Hay una pregunta muy sencilla para explicarlo. ¿Vds. creen que en esos países que les cito cuando cambia el Gobierno, el nuevo presidente de USA, el Premier británico o el Presidente de la República entrega a un socio de coalición que acaba de conocer y que no tiene ningún crédito internacional, salvo en regímenes populistas antioccidentales, los secretos mejor guardados de los tratados de bases militares o de la mismísima OTAN? ¿Puede garantizar Sánchez que esos secretos no correrían la suerte del caso Assange, que vendió todo el servicio de espionaje norteamericano a los rusos? ¿Garantiza el Señor Sánchez que todos los secretos de la guerra contra ETA que tanto costó ganar a los servicios policiales españoles, con 854 asesinatos de policías y políticos del PP y del PSOE, no llegarían ahora al PNV y de allí a Bildu como por arte de magia?
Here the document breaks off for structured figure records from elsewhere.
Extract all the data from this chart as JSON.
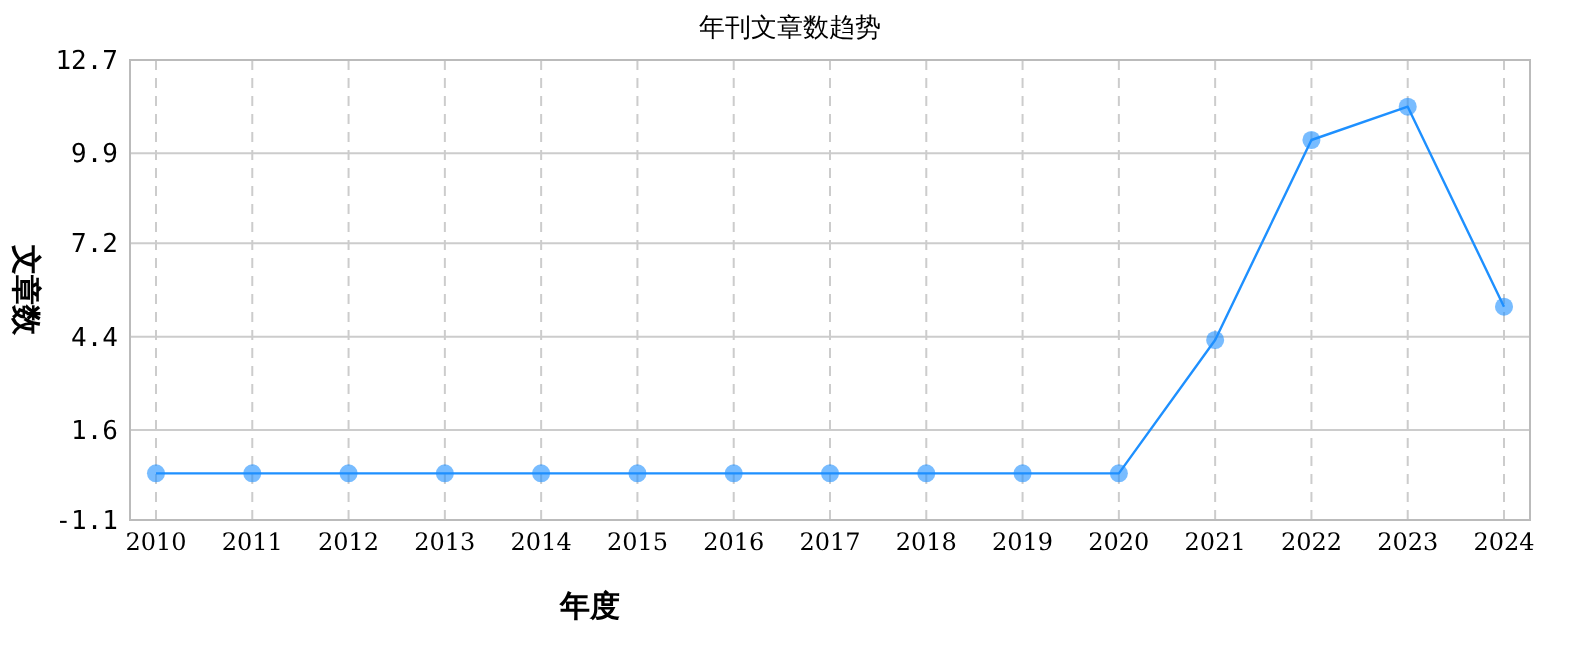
{
  "chart_data": {
    "type": "line",
    "title": "年刊文章数趋势",
    "xlabel": "年度",
    "ylabel": "文章数",
    "categories": [
      "2010",
      "2011",
      "2012",
      "2013",
      "2014",
      "2015",
      "2016",
      "2017",
      "2018",
      "2019",
      "2020",
      "2021",
      "2022",
      "2023",
      "2024"
    ],
    "series": [
      {
        "color": "#1e90ff",
        "values": [
          0.3,
          0.3,
          0.3,
          0.3,
          0.3,
          0.3,
          0.3,
          0.3,
          0.3,
          0.3,
          0.3,
          4.3,
          10.3,
          11.3,
          5.3
        ]
      }
    ],
    "ylim": [
      -1.1,
      12.7
    ],
    "yticks": [
      -1.1,
      1.6,
      4.4,
      7.2,
      9.9,
      12.7
    ],
    "grid": true,
    "marker": "circle",
    "line_style": "solid"
  }
}
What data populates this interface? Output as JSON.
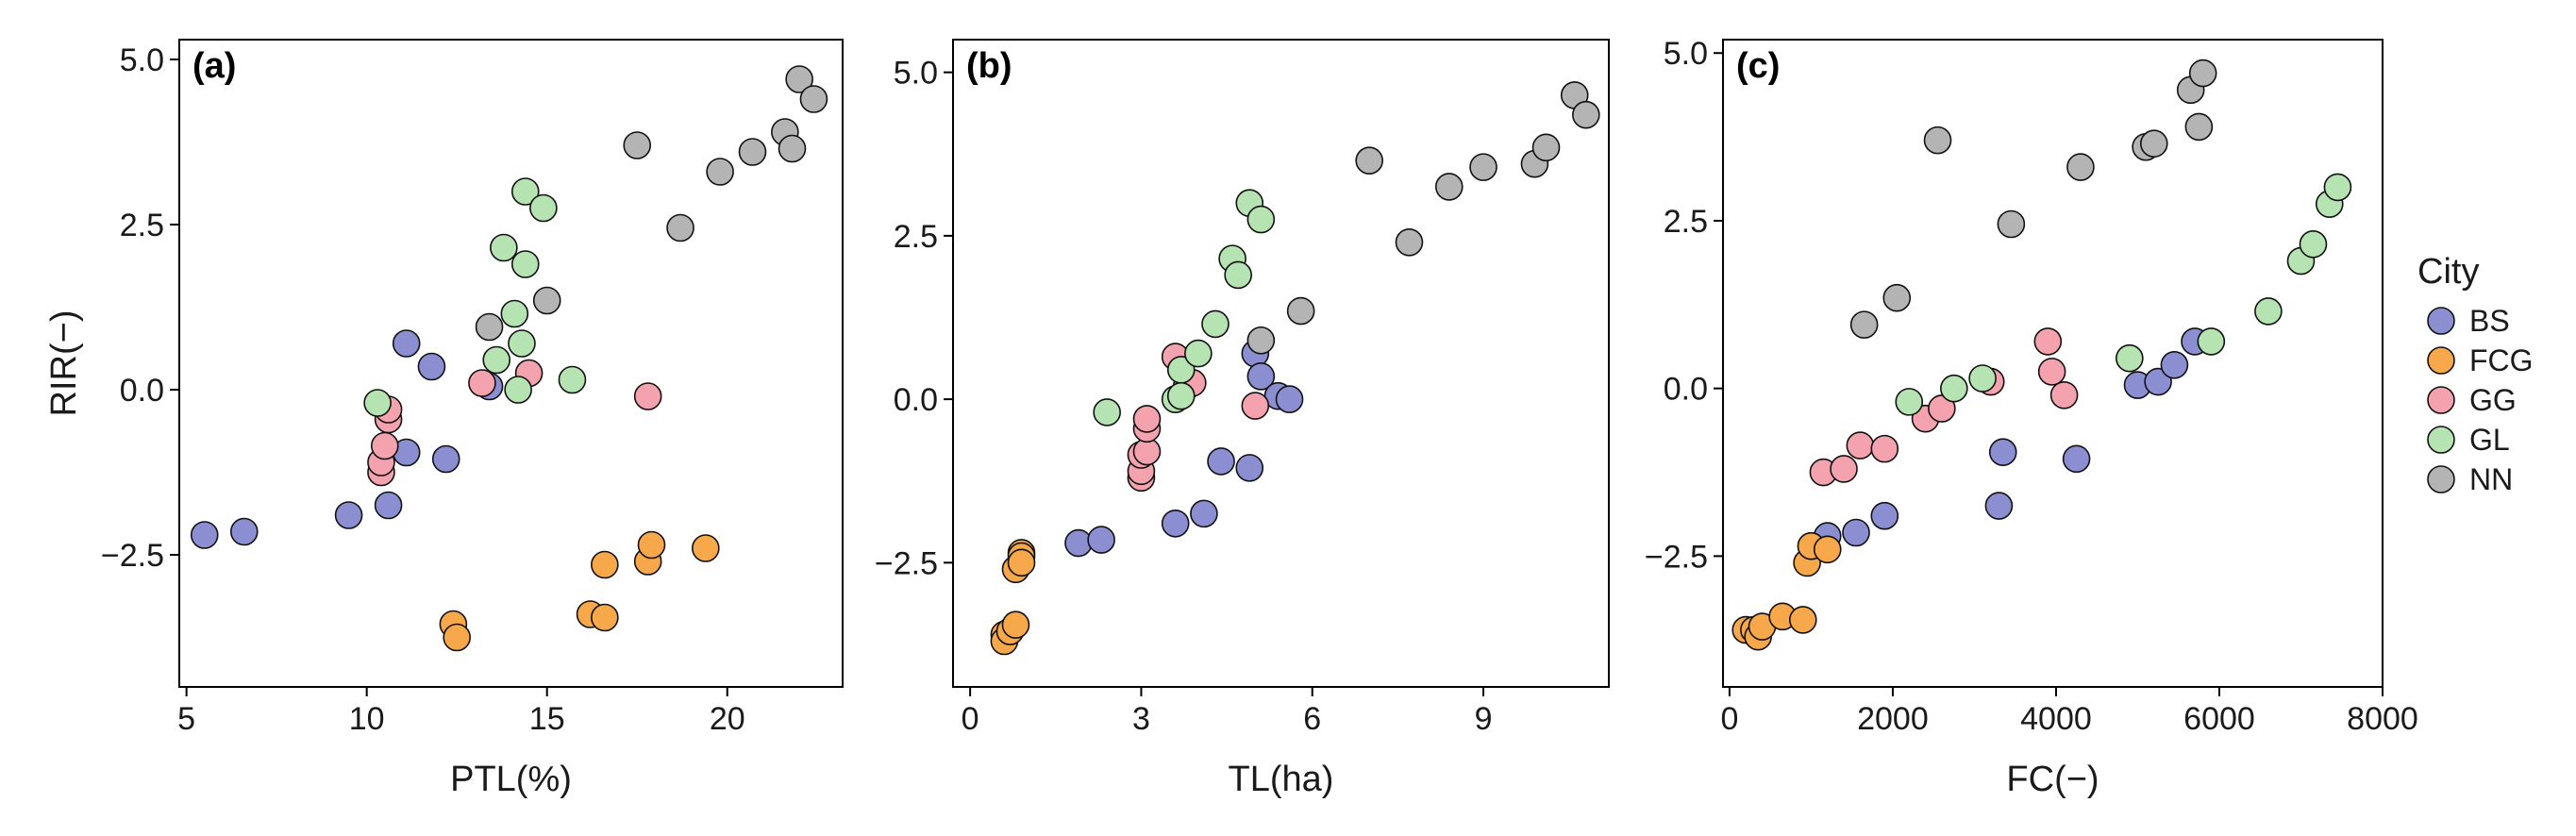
{
  "colors": {
    "BS": "#8b8fd1",
    "FCG": "#f7a84a",
    "GG": "#f4a3ae",
    "GL": "#b5e3b1",
    "NN": "#b4b4b4"
  },
  "legend": {
    "title": "City",
    "entries": [
      "BS",
      "FCG",
      "GG",
      "GL",
      "NN"
    ]
  },
  "shared_ylabel": "RIR(−)",
  "chart_data": [
    {
      "type": "scatter",
      "panel_label": "(a)",
      "xlabel": "PTL(%)",
      "ylabel": "RIR(−)",
      "xlim": [
        4.8,
        23.2
      ],
      "ylim": [
        -4.5,
        5.3
      ],
      "xticks": [
        5,
        10,
        15,
        20
      ],
      "xtick_labels": [
        "5",
        "10",
        "15",
        "20"
      ],
      "yticks": [
        -2.5,
        0.0,
        2.5,
        5.0
      ],
      "ytick_labels": [
        "−2.5",
        "0.0",
        "2.5",
        "5.0"
      ],
      "series": [
        {
          "name": "BS",
          "x": [
            5.5,
            6.6,
            9.5,
            10.6,
            11.1,
            11.1,
            11.8,
            12.2,
            13.4
          ],
          "y": [
            -2.2,
            -2.15,
            -1.9,
            -1.75,
            0.7,
            -0.95,
            0.35,
            -1.05,
            0.05
          ]
        },
        {
          "name": "FCG",
          "x": [
            12.4,
            12.5,
            16.2,
            16.6,
            16.6,
            17.8,
            17.9,
            19.4
          ],
          "y": [
            -3.55,
            -3.75,
            -3.4,
            -3.45,
            -2.65,
            -2.6,
            -2.35,
            -2.4
          ]
        },
        {
          "name": "GG",
          "x": [
            10.4,
            10.4,
            10.5,
            10.6,
            10.6,
            13.2,
            14.5,
            17.8
          ],
          "y": [
            -1.25,
            -1.1,
            -0.85,
            -0.45,
            -0.3,
            0.1,
            0.25,
            -0.1
          ]
        },
        {
          "name": "GL",
          "x": [
            10.3,
            13.6,
            13.8,
            14.1,
            14.2,
            14.3,
            14.4,
            14.4,
            14.9,
            15.7
          ],
          "y": [
            -0.2,
            0.45,
            2.15,
            1.15,
            0.0,
            0.7,
            3.0,
            1.9,
            2.75,
            0.15
          ]
        },
        {
          "name": "NN",
          "x": [
            13.4,
            15.0,
            17.5,
            18.7,
            19.8,
            20.7,
            21.6,
            21.8,
            22.0,
            22.4
          ],
          "y": [
            0.95,
            1.35,
            3.7,
            2.45,
            3.3,
            3.6,
            3.9,
            3.65,
            4.7,
            4.4
          ]
        }
      ]
    },
    {
      "type": "scatter",
      "panel_label": "(b)",
      "xlabel": "TL(ha)",
      "ylabel": "",
      "xlim": [
        -0.3,
        11.2
      ],
      "ylim": [
        -4.4,
        5.5
      ],
      "xticks": [
        0,
        3,
        6,
        9
      ],
      "xtick_labels": [
        "0",
        "3",
        "6",
        "9"
      ],
      "yticks": [
        -2.5,
        0.0,
        2.5,
        5.0
      ],
      "ytick_labels": [
        "−2.5",
        "0.0",
        "2.5",
        "5.0"
      ],
      "series": [
        {
          "name": "BS",
          "x": [
            1.9,
            2.3,
            3.6,
            4.1,
            4.4,
            4.9,
            5.0,
            5.1,
            5.4,
            5.6
          ],
          "y": [
            -2.2,
            -2.15,
            -1.9,
            -1.75,
            -0.95,
            -1.05,
            0.7,
            0.35,
            0.05,
            0.0
          ]
        },
        {
          "name": "FCG",
          "x": [
            0.6,
            0.6,
            0.7,
            0.8,
            0.8,
            0.9,
            0.9,
            0.9
          ],
          "y": [
            -3.6,
            -3.7,
            -3.55,
            -3.45,
            -2.6,
            -2.35,
            -2.4,
            -2.5
          ]
        },
        {
          "name": "GG",
          "x": [
            3.0,
            3.0,
            3.0,
            3.1,
            3.1,
            3.1,
            3.6,
            3.8,
            3.9,
            5.0
          ],
          "y": [
            -1.2,
            -1.1,
            -0.85,
            -0.8,
            -0.45,
            -0.3,
            0.65,
            0.2,
            0.25,
            -0.1
          ]
        },
        {
          "name": "GL",
          "x": [
            2.4,
            3.6,
            3.7,
            3.7,
            4.0,
            4.3,
            4.6,
            4.7,
            4.9,
            5.1
          ],
          "y": [
            -0.2,
            0.0,
            0.45,
            0.05,
            0.7,
            1.15,
            2.15,
            1.9,
            3.0,
            2.75
          ]
        },
        {
          "name": "NN",
          "x": [
            5.1,
            5.8,
            7.0,
            7.7,
            8.4,
            9.0,
            9.9,
            10.1,
            10.6,
            10.8
          ],
          "y": [
            0.9,
            1.35,
            3.65,
            2.4,
            3.25,
            3.55,
            3.6,
            3.85,
            4.65,
            4.35
          ]
        }
      ]
    },
    {
      "type": "scatter",
      "panel_label": "(c)",
      "xlabel": "FC(−)",
      "ylabel": "",
      "xlim": [
        -80,
        8000
      ],
      "ylim": [
        -4.45,
        5.2
      ],
      "xticks": [
        0,
        2000,
        4000,
        6000,
        8000
      ],
      "xtick_labels": [
        "0",
        "2000",
        "4000",
        "6000",
        "8000"
      ],
      "yticks": [
        -2.5,
        0.0,
        2.5,
        5.0
      ],
      "ytick_labels": [
        "−2.5",
        "0.0",
        "2.5",
        "5.0"
      ],
      "series": [
        {
          "name": "BS",
          "x": [
            1200,
            1550,
            1900,
            3300,
            3350,
            4250,
            5000,
            5250,
            5450,
            5700
          ],
          "y": [
            -2.2,
            -2.15,
            -1.9,
            -1.75,
            -0.95,
            -1.05,
            0.05,
            0.1,
            0.35,
            0.7
          ]
        },
        {
          "name": "FCG",
          "x": [
            200,
            300,
            350,
            400,
            650,
            900,
            950,
            1000,
            1200
          ],
          "y": [
            -3.6,
            -3.6,
            -3.7,
            -3.55,
            -3.4,
            -3.45,
            -2.6,
            -2.35,
            -2.4
          ]
        },
        {
          "name": "GG",
          "x": [
            1150,
            1400,
            1600,
            1900,
            2400,
            2600,
            3200,
            3900,
            3950,
            4100
          ],
          "y": [
            -1.25,
            -1.2,
            -0.85,
            -0.9,
            -0.45,
            -0.3,
            0.1,
            0.7,
            0.25,
            -0.1
          ]
        },
        {
          "name": "GL",
          "x": [
            2200,
            2750,
            3100,
            4900,
            5900,
            6600,
            7000,
            7150,
            7350,
            7450
          ],
          "y": [
            -0.2,
            0.0,
            0.15,
            0.45,
            0.7,
            1.15,
            1.9,
            2.15,
            2.75,
            3.0
          ]
        },
        {
          "name": "NN",
          "x": [
            1650,
            2050,
            2550,
            3450,
            4300,
            5100,
            5200,
            5650,
            5750,
            5800
          ],
          "y": [
            0.95,
            1.35,
            3.7,
            2.45,
            3.3,
            3.6,
            3.65,
            4.45,
            3.9,
            4.7
          ]
        }
      ]
    }
  ]
}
¿Entienden Vds. lo del cabreo de Felipe y Aznar y sus primeras consecuencias políticas? Pues sigan atentos a la continuidad de los siguientes actos que van a representarse, porque lo que vamos a ver, con dos elecciones autonómico-nacionales, ambas por sus estatutos pueden sentirse ideológicamente iguales, merece la pena seguirlo, porque todos nos estamos jugando el nuevo diseño del  reconocido como Reino de España, y aquí alguien ya ha encendido todas las luces de alarma dentro y fuera porque... ¿vuelven las dos Españas? ¡¡Terrible!!